Lokonga, also claimed the state was relatively calm in recent days because of security measures his leadership put in place for peace.
Some of the measures taken in the area, he said, included arresting and punishing those members of the security forces found to be looting or harassing civilians and government has formed a para-military force comprising of military and civil police, the fire brigade unit as well as the wildlife unit to help patrol the streets of Yei town.
“Soldiers in plain clothes roaming the town with firearms are more criminal than those in military uniforms,” further stressed the governor.
The official made these remarks during a visit to Yei by teams representing the United Nations and the Ceasefire and Transitional Security Arrangement Monitoring Mechanism (CTSAMM) respectively.
According to Jacob Aligo, Yei’s minister of physical infrastructure, residents of the newly-created state are yearning for peace, which would allow the displaced people to safely return to their homes.
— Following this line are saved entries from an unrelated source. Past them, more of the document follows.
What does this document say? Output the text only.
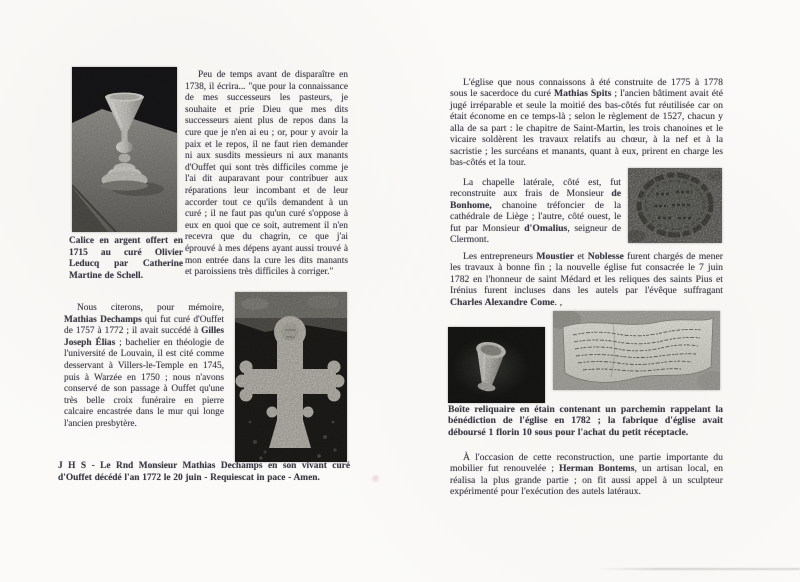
Peu de temps avant de disparaître en 1738, il écrira... "que pour la connaissance de mes successeurs les pasteurs, je souhaite et prie Dieu que mes dits successeurs aient plus de repos dans la cure que je n'en ai eu ; or, pour y avoir la paix et le repos, il ne faut rien demander ni aux susdits messieurs ni aux manants d'Ouffet qui sont très difficiles comme je l'ai dit auparavant pour contribuer aux réparations leur incombant et de leur accorder tout ce qu'ils demandent à un curé ; il ne faut pas qu'un curé s'oppose à eux en quoi que ce soit, autrement il n'en recevra que du chagrin, ce que j'ai éprouvé à mes dépens ayant aussi trouvé à mon entrée dans la cure les dits manants et paroissiens très difficiles à corriger."
Calice en argent offert en 1715 au curé Olivier Leducq par Catherine Martine de Schell.
Nous citerons, pour mémoire, Mathias Dechamps qui fut curé d'Ouffet de 1757 à 1772 ; il avait succédé à Gilles Joseph Élias ; bachelier en théologie de l'université de Louvain, il est cité comme desservant à Villers-le-Temple en 1745, puis à Warzée en 1750 ; nous n'avons conservé de son passage à Ouffet qu'une très belle croix funéraire en pierre calcaire encastrée dans le mur qui longe l'ancien presbytère.
J H S - Le Rnd Monsieur Mathias Dechamps en son vivant curé d'Ouffet décédé l'an 1772 le 20 juin - Requiescat in pace - Amen.
L'église que nous connaissons à été construite de 1775 à 1778 sous le sacerdoce du curé Mathias Spits ; l'ancien bâtiment avait été jugé irréparable et seule la moitié des bas-côtés fut réutilisée car on était économe en ce temps-là ; selon le règlement de 1527, chacun y alla de sa part : le chapitre de Saint-Martin, les trois chanoines et le vicaire soldèrent les travaux relatifs au chœur, à la nef et à la sacristie ; les surcéans et manants, quant à eux, prirent en charge les bas-côtés et la tour.
La chapelle latérale, côté est, fut reconstruite aux frais de Monsieur de Bonhome, chanoine tréfoncier de la cathédrale de Liège ; l'autre, côté ouest, le fut par Monsieur d'Omalius, seigneur de Clermont.
Les entrepreneurs Moustier et Noblesse furent chargés de mener les travaux à bonne fin ; la nouvelle église fut consacrée le 7 juin 1782 en l'honneur de saint Médard et les reliques des saints Pius et Irénius furent incluses dans les autels par l'évêque suffragant Charles Alexandre Come. ,
Boîte reliquaire en étain contenant un parchemin rappelant la bénédiction de l'église en 1782 ; la fabrique d'église avait déboursé 1 florin 10 sous pour l'achat du petit réceptacle.
À l'occasion de cette reconstruction, une partie importante du mobilier fut renouvelée ; Herman Bontems, un artisan local, en réalisa la plus grande partie ; on fit aussi appel à un sculpteur expérimenté pour l'exécution des autels latéraux.
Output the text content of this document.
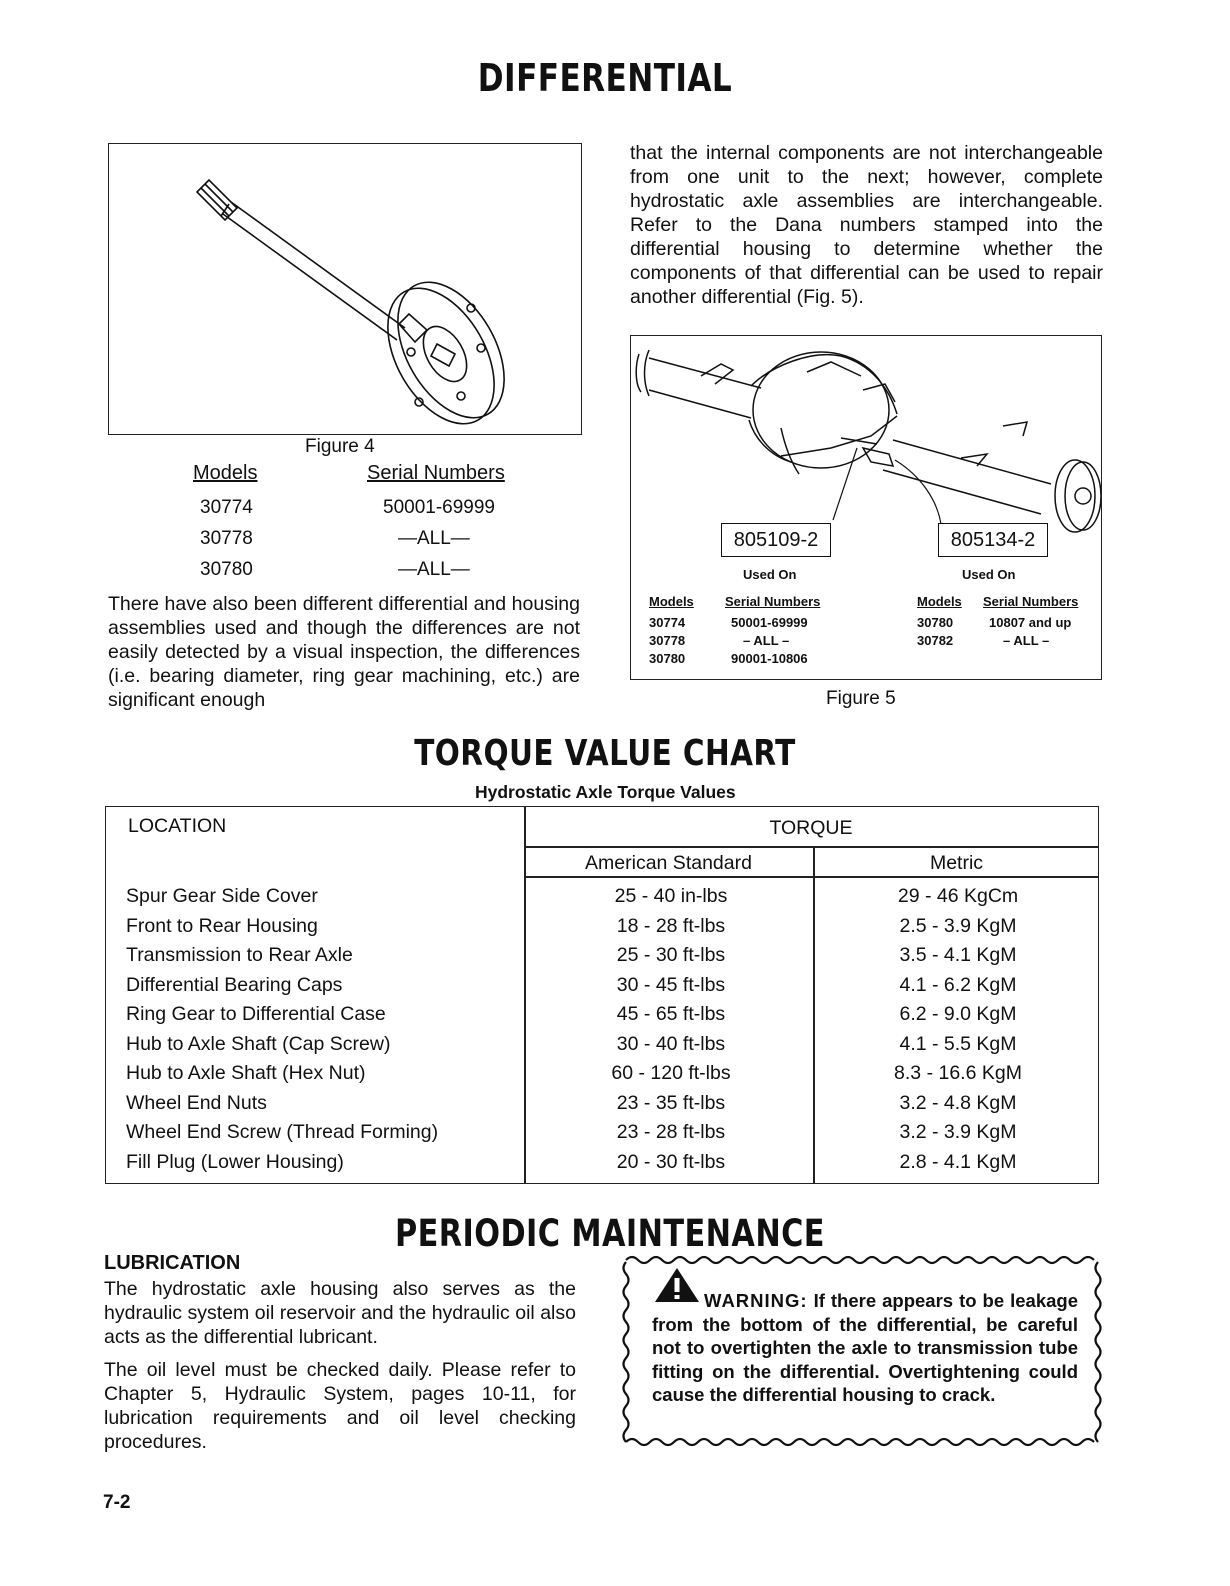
DIFFERENTIAL
Figure 4
Models	Serial Numbers
30774	50001-69999
30778	—ALL—
30780	—ALL—
There have also been different differential and housing assemblies used and though the differences are not easily detected by a visual inspection, the differences (i.e. bearing diameter, ring gear machining, etc.) are significant enough
that the internal components are not interchangeable from one unit to the next; however, complete hydrostatic axle assemblies are interchangeable. Refer to the Dana numbers stamped into the differential housing to determine whether the components of that differential can be used to repair another differential (Fig. 5).
805109-2	805134-2
Used On	Used On
Models Serial Numbers
30774	50001-69999
30778	– ALL –
30780	90001-10806
Models Serial Numbers
30780	10807 and up
30782	– ALL –
Figure 5
TORQUE VALUE CHART
Hydrostatic Axle Torque Values
LOCATION	TORQUE
American Standard	Metric
Spur Gear Side Cover	25 - 40 in-lbs	29 - 46 KgCm
Front to Rear Housing	18 - 28 ft-lbs	2.5 - 3.9 KgM
Transmission to Rear Axle	25 - 30 ft-lbs	3.5 - 4.1 KgM
Differential Bearing Caps	30 - 45 ft-lbs	4.1 - 6.2 KgM
Ring Gear to Differential Case	45 - 65 ft-lbs	6.2 - 9.0 KgM
Hub to Axle Shaft (Cap Screw)	30 - 40 ft-lbs	4.1 - 5.5 KgM
Hub to Axle Shaft (Hex Nut)	60 - 120 ft-lbs	8.3 - 16.6 KgM
Wheel End Nuts	23 - 35 ft-lbs	3.2 - 4.8 KgM
Wheel End Screw (Thread Forming)	23 - 28 ft-lbs	3.2 - 3.9 KgM
Fill Plug (Lower Housing)	20 - 30 ft-lbs	2.8 - 4.1 KgM
PERIODIC MAINTENANCE
LUBRICATION
The hydrostatic axle housing also serves as the hydraulic system oil reservoir and the hydraulic oil also acts as the differential lubricant.
The oil level must be checked daily. Please refer to Chapter 5, Hydraulic System, pages 10-11, for lubrication requirements and oil level checking procedures.
WARNING: If there appears to be leakage from the bottom of the differential, be careful not to overtighten the axle to transmission tube fitting on the differential. Overtightening could cause the differential housing to crack.
7-2
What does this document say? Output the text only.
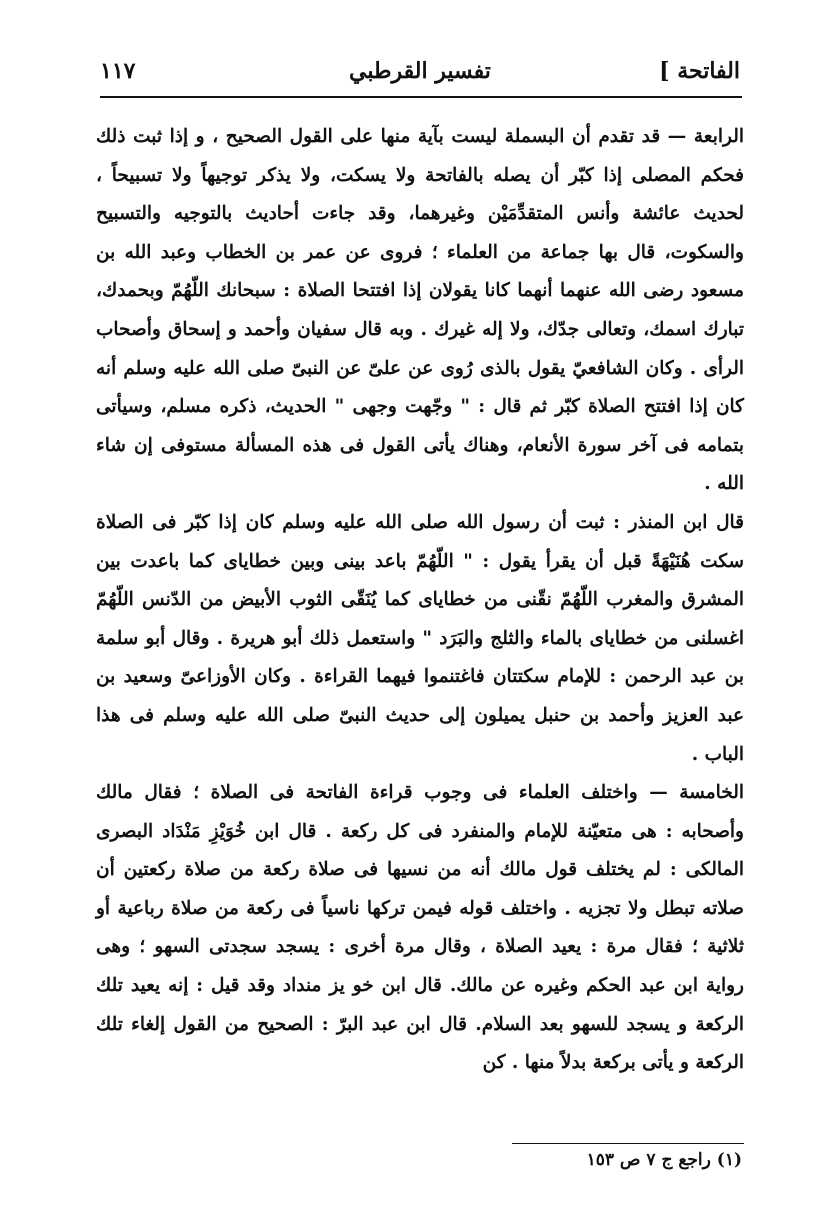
الفاتحة ]
تفسير القرطبي
١١٧

الرابعة — قد تقدم أن البسملة ليست بآية منها على القول الصحيح ، و إذا ثبت ذلك فحكم المصلى إذا كبّر أن يصله بالفاتحة ولا يسكت، ولا يذكر توجيهاً ولا تسبيحاً ، لحديث عائشة وأنس المتقدِّمَيْن وغيرهما، وقد جاءت أحاديث بالتوجيه والتسبيح والسكوت، قال بها جماعة من العلماء ؛ فروى عن عمر بن الخطاب وعبد الله بن مسعود رضى الله عنهما أنهما كانا يقولان إذا افتتحا الصلاة : سبحانك اللّهُمّ وبحمدك، تبارك اسمك، وتعالى جدّك، ولا إله غيرك . وبه قال سفيان وأحمد و إسحاق وأصحاب الرأى . وكان الشافعيّ يقول بالذى رُوى عن علىّ عن النبىّ صلى الله عليه وسلم أنه كان إذا افتتح الصلاة كبّر ثم قال : " وجّهت وجهى " الحديث، ذكره مسلم، وسيأتى بتمامه فى آخر سورة الأنعام، وهناك يأتى القول فى هذه المسألة مستوفى إن شاء الله .

قال ابن المنذر : ثبت أن رسول الله صلى الله عليه وسلم كان إذا كبّر فى الصلاة سكت هُنَيْهَةً قبل أن يقرأ يقول : " اللّهُمّ باعد بينى وبين خطاياى كما باعدت بين المشرق والمغرب اللّهُمّ نقّنى من خطاياى كما يُنَقّى الثوب الأبيض من الدّنس اللّهُمّ اغسلنى من خطاياى بالماء والثلج والبَرَد " واستعمل ذلك أبو هريرة . وقال أبو سلمة بن عبد الرحمن : للإمام سكتتان فاغتنموا فيهما القراءة . وكان الأوزاعىّ وسعيد بن عبد العزيز وأحمد بن حنبل يميلون إلى حديث النبىّ صلى الله عليه وسلم فى هذا الباب .

الخامسة — واختلف العلماء فى وجوب قراءة الفاتحة فى الصلاة ؛ فقال مالك وأصحابه : هى متعيّنة للإمام والمنفرد فى كل ركعة . قال ابن خُوَيْزِ مَنْدَاد البصرى المالكى : لم يختلف قول مالك أنه من نسيها فى صلاة ركعة من صلاة ركعتين أن صلاته تبطل ولا تجزيه . واختلف قوله فيمن تركها ناسياً فى ركعة من صلاة رباعية أو ثلاثية ؛ فقال مرة : يعيد الصلاة ، وقال مرة أخرى : يسجد سجدتى السهو ؛ وهى رواية ابن عبد الحكم وغيره عن مالك. قال ابن خو يز منداد وقد قيل : إنه يعيد تلك الركعة و يسجد للسهو بعد السلام. قال ابن عبد البرّ : الصحيح من القول إلغاء تلك الركعة و يأتى بركعة بدلاً منها . كن

(١) راجع ج ٧ ص ١٥٣
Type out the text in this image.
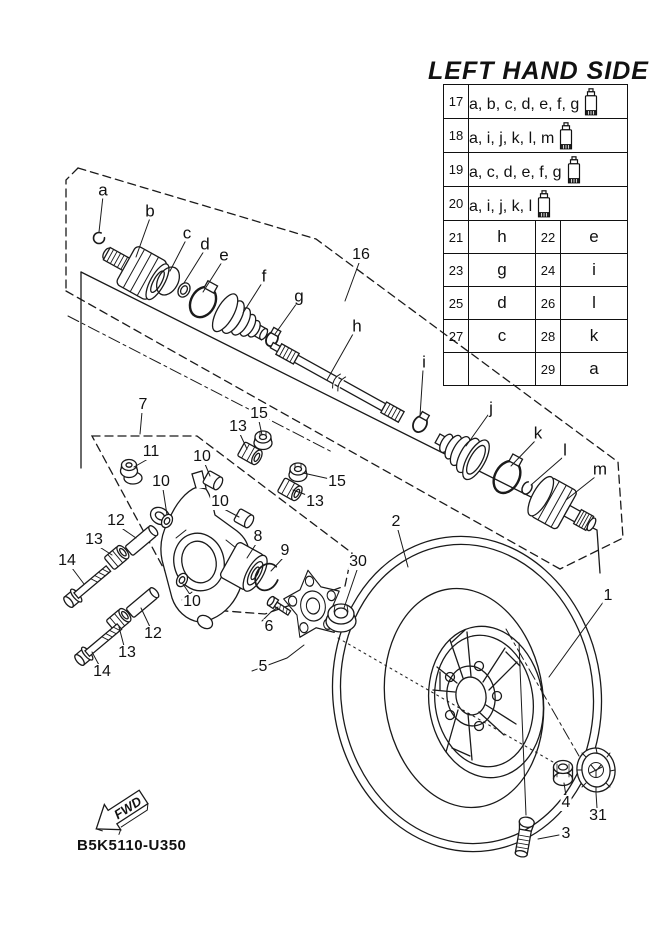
FWD
LEFT HAND SIDE
17	a, b, c, d, e, f, g		
18	a, i, j, k, l, m		
19	a, c, d, e, f, g		
20	a, i, j, k, l		
21	h	22	e
23	g	24	i
25	d	26	l
27	c	28	k
		29	a
a
b
c
d
e
f
g
h
i
j
k
l
m
16
7
11
13
15
10
10
10
10
13
15
12
13
14
12
13
14
8
9
6
5
30
2
1
4
31
3
B5K5110-U350
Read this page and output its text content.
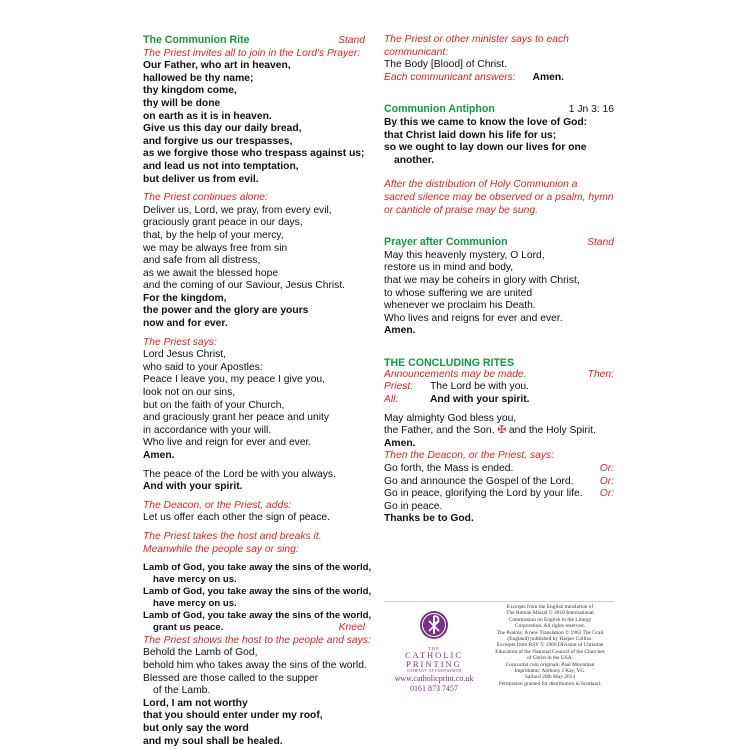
The Communion Rite	Stand
The Priest invites all to join in the Lord's Prayer:
Our Father, who art in heaven,
hallowed be thy name;
thy kingdom come,
thy will be done
on earth as it is in heaven.
Give us this day our daily bread,
and forgive us our trespasses,
as we forgive those who trespass against us;
and lead us not into temptation,
but deliver us from evil.
The Priest continues alone:
Deliver us, Lord, we pray, from every evil,
graciously grant peace in our days,
that, by the help of your mercy,
we may be always free from sin
and safe from all distress,
as we await the blessed hope
and the coming of our Saviour, Jesus Christ.
For the kingdom,
the power and the glory are yours
now and for ever.
The Priest says:
Lord Jesus Christ,
who said to your Apostles:
Peace I leave you, my peace I give you,
look not on our sins,
but on the faith of your Church,
and graciously grant her peace and unity
in accordance with your will.
Who live and reign for ever and ever.
Amen.
The peace of the Lord be with you always.
And with your spirit.
The Deacon, or the Priest, adds:
Let us offer each other the sign of peace.
The Priest takes the host and breaks it.
Meanwhile the people say or sing:
Lamb of God, you take away the sins of the world,
have mercy on us.
Lamb of God, you take away the sins of the world,
have mercy on us.
Lamb of God, you take away the sins of the world,
grant us peace.	Kneel
The Priest shows the host to the people and says:
Behold the Lamb of God,
behold him who takes away the sins of the world.
Blessed are those called to the supper
of the Lamb.
Lord, I am not worthy
that you should enter under my roof,
but only say the word
and my soul shall be healed.
The Priest or other minister says to each
communicant:
The Body [Blood] of Christ.
Each communicant answers: Amen.
Communion Antiphon	1 Jn 3: 16
By this we came to know the love of God:
that Christ laid down his life for us;
so we ought to lay down our lives for one
another.
After the distribution of Holy Communion a
sacred silence may be observed or a psalm, hymn
or canticle of praise may be sung.
Prayer after Communion	Stand
May this heavenly mystery, O Lord,
restore us in mind and body,
that we may be coheirs in glory with Christ,
to whose suffering we are united
whenever we proclaim his Death.
Who lives and reigns for ever and ever.
Amen.
THE CONCLUDING RITES
Announcements may be made.	Then:
Priest:	The Lord be with you.
All:	And with your spirit.
May almighty God bless you,
the Father, and the Son, ✠ and the Holy Spirit.
Amen.
Then the Deacon, or the Priest, says:
Go forth, the Mass is ended.	Or:
Go and announce the Gospel of the Lord.	Or:
Go in peace, glorifying the Lord by your life. Or:
Go in peace.
Thanks be to God.
THE
CATHOLIC
PRINTING
COMPANY OF FARNWORTH
www.catholicprint.co.uk
0161 873 7457
Excerpts from the English translation of
The Roman Missal © 2010 International
Commission on English in the Liturgy
Corporation. All rights reserved.
The Psalms: A new Translation © 1963 The Grail
(England) published by Harper Collins.
Excerpts from RSV © 1966 Division of Christian
Education of the National Council of the Churches
of Christ in the USA.
Concordat cum originali: Paul Moynihan
Imprimatur: Anthony J Kay, VG.
Salford 20th May 2014
Permission granted for distribution in Scotland.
“Thousands of civilians are trapped in the bushes without food, shelter and medical care,” he said.
Muki Batali Buli, an advisor to Yei River state governor, said that the major challenge in bringing lasting peace is the inability of relevant stakeholders to make contact with leaders of the armed groups.
Buli said that continued dialogue would help chat a new page, de-escalate tensions and build confidence and trust in the community.
“We also have to talk to our own soldiers to stop harming civilians, so that the soldiers will help restore hope to the people and reduce the soaring mistrust between them,” he said.
Dan Lizzul, a member of CTSAMM, said all armed forces in the country must respect international humanitarian and human rights laws during combat.
“Professional armies fight only other professional armies. They do not attack, rape or harass civilians,” he stressed.
The armed opposition’s earlier claims of being in control of Yei River state was dismissed by pro-government forces loyal to President Salva Kiir.